When comparing the US Decennial Census data (5% sample) with ACS data, should I use weights for the ACS data to make them comparable? Or do I need to use weights for both the decennial Census and the ACS? Thanks a lot for any advice!
You should use weights for both samples in order to make your estimates from each source representative of the population that you’re analyzing. The weight variables indicate how many persons in the population are represented by each sample case. This will vary case-by-case and sample-by-sample. You should use PERWT for generating person-level estimates (e.g. the population of each state or the proportion of people under a certain age) and HHWT for household-level estimates (e.g. the percent of housing units that are owned by their inhabitants). You can find more details about weights on the FAQ page and the sample weights page. Apologies for the very delayed response. I hope this information is still helpful for you.

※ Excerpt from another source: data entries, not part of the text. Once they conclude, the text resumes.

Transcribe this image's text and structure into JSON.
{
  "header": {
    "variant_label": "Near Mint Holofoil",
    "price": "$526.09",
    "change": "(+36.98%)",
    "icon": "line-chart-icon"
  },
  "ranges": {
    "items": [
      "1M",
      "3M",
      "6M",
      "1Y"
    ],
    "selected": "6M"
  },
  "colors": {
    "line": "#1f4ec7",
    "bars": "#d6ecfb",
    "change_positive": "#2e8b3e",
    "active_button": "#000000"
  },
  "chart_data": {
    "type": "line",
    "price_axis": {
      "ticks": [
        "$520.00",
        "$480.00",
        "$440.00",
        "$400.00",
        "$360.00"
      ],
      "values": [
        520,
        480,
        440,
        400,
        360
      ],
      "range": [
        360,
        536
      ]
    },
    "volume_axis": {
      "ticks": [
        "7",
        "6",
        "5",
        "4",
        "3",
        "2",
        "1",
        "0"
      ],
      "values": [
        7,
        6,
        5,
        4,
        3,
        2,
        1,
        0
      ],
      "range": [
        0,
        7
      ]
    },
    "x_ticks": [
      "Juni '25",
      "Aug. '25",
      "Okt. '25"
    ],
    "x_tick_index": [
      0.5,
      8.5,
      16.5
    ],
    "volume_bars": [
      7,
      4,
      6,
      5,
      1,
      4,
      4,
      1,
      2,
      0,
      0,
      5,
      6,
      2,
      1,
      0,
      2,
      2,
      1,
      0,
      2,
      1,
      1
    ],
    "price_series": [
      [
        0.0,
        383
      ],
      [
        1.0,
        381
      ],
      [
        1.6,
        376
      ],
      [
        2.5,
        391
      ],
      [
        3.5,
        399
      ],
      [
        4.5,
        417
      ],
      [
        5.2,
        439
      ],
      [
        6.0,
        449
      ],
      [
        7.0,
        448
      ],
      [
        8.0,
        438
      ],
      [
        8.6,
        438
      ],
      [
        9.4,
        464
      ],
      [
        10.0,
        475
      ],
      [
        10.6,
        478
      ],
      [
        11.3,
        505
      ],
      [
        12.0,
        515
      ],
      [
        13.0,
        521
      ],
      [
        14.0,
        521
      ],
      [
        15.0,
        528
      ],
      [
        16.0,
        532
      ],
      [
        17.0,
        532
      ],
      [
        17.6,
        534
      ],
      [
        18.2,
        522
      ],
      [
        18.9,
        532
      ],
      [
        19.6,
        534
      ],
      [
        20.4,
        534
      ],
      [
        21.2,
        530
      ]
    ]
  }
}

Thanks a lot! Yes, in fact your response is still very helpful for me. The percent of housing units that are owned by the household is precisely what I’m interested in. Here, I have a little follow-up question: If my dataset is restricted to only 1 person per household (the householder), what difference does it then make whether I use HHWT or PERWT for my regression (ownershp is my dependent variable)? I understand that HHWT would be more appropriate but was just wondering because I seem to have some issues concerning collinearity when I use HHWT, but not when I use PERWT. Thanks in advance!
If your dataset is restricted to one person per household, it technically doesn’t matter whether you use PERWT or HHWT for your analysis. While HHWT is the intended weight to be used, both will give you household-level estimates. As the ACS Design and Methodology Report (pg. 24) notes, this is because “the housing unit weight is equal to the person weight of the householder.” While technically the weights are not always identical, they are similar enough that the difference in your estimate will typically be “within a tenth of a percent at the county level.”